Navy and Marine Corps Medal

Le ruban suivant est celui de la « médaille de la Marine et du Corps des Marines », une décoration créée en août 1942 pour distinguer l’héroïsme des militaires de la Navy et des Marines ayant risqué leur vie pour sauver celle des autres.

Purple Heart

Michael est également titulaire du « coeur violet », qui implique d’avoir été blessé (ou tué) dans une action face à l’ennemi. Si le Purple Heart original, d’abord nommé « badge du Mérite Militaire », est instauré par George Washington, il disparaît à la suite de la Révolution américaine, avant que ne soit décrété son retour en février 1932, à l’occasion du bicentenaire de l’anniversaire de Washington.

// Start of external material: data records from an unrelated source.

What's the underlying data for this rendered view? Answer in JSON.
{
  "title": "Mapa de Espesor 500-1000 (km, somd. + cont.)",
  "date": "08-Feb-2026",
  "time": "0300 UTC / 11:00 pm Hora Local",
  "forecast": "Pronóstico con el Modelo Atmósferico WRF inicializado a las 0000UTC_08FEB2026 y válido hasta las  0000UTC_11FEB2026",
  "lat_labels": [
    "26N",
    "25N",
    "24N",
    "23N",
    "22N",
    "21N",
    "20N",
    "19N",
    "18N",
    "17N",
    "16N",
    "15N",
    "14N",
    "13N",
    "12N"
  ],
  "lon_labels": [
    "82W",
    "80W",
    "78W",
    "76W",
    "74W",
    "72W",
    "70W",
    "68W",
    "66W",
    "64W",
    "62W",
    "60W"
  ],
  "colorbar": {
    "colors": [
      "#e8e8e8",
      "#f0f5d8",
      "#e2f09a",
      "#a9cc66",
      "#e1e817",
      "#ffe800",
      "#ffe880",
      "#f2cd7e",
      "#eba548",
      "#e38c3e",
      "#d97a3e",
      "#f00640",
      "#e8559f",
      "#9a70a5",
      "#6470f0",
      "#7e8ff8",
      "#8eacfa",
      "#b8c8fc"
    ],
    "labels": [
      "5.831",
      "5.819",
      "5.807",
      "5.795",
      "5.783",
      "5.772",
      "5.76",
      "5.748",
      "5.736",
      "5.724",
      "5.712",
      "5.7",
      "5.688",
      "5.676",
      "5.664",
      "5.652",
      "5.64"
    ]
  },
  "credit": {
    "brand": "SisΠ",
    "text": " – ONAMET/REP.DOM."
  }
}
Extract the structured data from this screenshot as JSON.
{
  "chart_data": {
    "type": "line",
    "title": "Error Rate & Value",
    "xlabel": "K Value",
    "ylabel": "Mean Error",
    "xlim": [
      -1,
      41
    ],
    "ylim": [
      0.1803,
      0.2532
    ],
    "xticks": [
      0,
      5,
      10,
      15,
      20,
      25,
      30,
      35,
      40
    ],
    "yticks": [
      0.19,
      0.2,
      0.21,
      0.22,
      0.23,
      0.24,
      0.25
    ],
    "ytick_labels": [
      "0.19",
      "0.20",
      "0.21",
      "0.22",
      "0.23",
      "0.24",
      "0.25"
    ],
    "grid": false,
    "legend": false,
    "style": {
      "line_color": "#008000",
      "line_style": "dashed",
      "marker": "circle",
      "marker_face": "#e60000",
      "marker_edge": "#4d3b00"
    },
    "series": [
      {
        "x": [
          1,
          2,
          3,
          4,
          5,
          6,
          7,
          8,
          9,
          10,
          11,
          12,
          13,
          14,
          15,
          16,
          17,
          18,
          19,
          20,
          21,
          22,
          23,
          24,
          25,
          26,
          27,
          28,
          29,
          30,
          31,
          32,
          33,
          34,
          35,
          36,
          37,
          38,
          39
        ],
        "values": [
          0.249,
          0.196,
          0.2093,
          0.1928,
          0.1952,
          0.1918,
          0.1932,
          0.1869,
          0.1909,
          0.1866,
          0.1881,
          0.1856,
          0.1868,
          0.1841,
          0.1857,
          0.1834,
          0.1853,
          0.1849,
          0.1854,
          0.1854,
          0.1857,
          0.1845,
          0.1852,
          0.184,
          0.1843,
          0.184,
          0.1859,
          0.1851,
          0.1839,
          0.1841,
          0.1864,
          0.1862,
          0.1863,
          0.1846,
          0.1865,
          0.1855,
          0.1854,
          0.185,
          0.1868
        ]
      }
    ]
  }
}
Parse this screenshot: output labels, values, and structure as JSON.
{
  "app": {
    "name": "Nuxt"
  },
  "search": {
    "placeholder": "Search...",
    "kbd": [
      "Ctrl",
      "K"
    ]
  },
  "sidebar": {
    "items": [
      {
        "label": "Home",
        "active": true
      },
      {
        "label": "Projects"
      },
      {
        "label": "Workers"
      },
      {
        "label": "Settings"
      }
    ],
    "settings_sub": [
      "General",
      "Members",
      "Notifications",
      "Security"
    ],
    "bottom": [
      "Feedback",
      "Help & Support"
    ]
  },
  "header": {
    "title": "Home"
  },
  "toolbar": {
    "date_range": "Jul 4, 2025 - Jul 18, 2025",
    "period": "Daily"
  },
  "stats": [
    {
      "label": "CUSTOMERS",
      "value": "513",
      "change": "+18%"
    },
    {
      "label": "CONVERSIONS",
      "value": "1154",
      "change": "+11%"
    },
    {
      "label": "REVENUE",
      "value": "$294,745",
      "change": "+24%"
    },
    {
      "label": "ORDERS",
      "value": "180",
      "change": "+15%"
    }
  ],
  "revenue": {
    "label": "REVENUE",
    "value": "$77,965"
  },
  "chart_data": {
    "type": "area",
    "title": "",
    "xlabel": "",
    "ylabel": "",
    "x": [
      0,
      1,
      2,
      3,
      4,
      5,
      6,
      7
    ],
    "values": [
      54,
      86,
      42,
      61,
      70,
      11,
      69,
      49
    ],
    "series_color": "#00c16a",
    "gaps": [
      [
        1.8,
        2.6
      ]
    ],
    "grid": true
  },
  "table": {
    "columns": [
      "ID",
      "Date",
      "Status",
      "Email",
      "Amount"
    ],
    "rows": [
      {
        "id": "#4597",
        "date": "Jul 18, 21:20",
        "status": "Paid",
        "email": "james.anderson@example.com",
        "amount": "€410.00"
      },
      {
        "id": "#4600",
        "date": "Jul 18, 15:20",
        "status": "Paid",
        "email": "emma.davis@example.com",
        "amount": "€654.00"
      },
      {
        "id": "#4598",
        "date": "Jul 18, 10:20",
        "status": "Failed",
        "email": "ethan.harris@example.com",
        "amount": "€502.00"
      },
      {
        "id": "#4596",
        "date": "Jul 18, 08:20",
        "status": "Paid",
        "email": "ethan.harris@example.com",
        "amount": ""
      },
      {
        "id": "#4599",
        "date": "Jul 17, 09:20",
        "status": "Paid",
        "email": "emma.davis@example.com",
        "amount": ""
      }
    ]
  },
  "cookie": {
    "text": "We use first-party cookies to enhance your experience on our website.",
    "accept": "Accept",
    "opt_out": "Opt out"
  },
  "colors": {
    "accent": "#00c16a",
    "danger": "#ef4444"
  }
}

Asiatic-Pacific Campaign Medal

On trouve ensuite trois médailles commémoratives, avec tout d’abord la médaille de la campagne Asie-Pacifique, décernée à tous les militaires américains qui ont servi entre le 7 décembre 1941 et le 2 mars 1946 sur ce théâtre. Le ruban de Michael a deux étoiles de service (service stars), indiquant sa présence dans deux des 48 campagnes navales et maritimes du Pacifique.

European-African-Middle Eastern Campaign Medal

Vient ensuite le ruban de la médaille de la campagne européenne, africaine et moyen-orientale, montrant que Michael a également été actif hors du continent asiatique, avec cette fois une étoile de campagne sur sa dixmude. Outre la différence de territoire et le nombre de campagnes sur ce théâtre (seize), les conditions d’obtention de la médaille comportent les mêmes dates que pour la décoration précédente.

World War II Victory Medal

La dernière médaille est celle de la Victoire de la Seconde Guerre mondiale. Créée par le Congrès américain le 6 juillet 1945 et décernée à tous les militaires actifs qui ont servi dans l’armée américaine entre le 7 décembre 1941 et le 31 décembre 1946, elle se distingue par son ruban comportant les couleurs de l’arc-en-ciel, qui fait écho à celui de la médaille interalliée de la guerre 1914-1918.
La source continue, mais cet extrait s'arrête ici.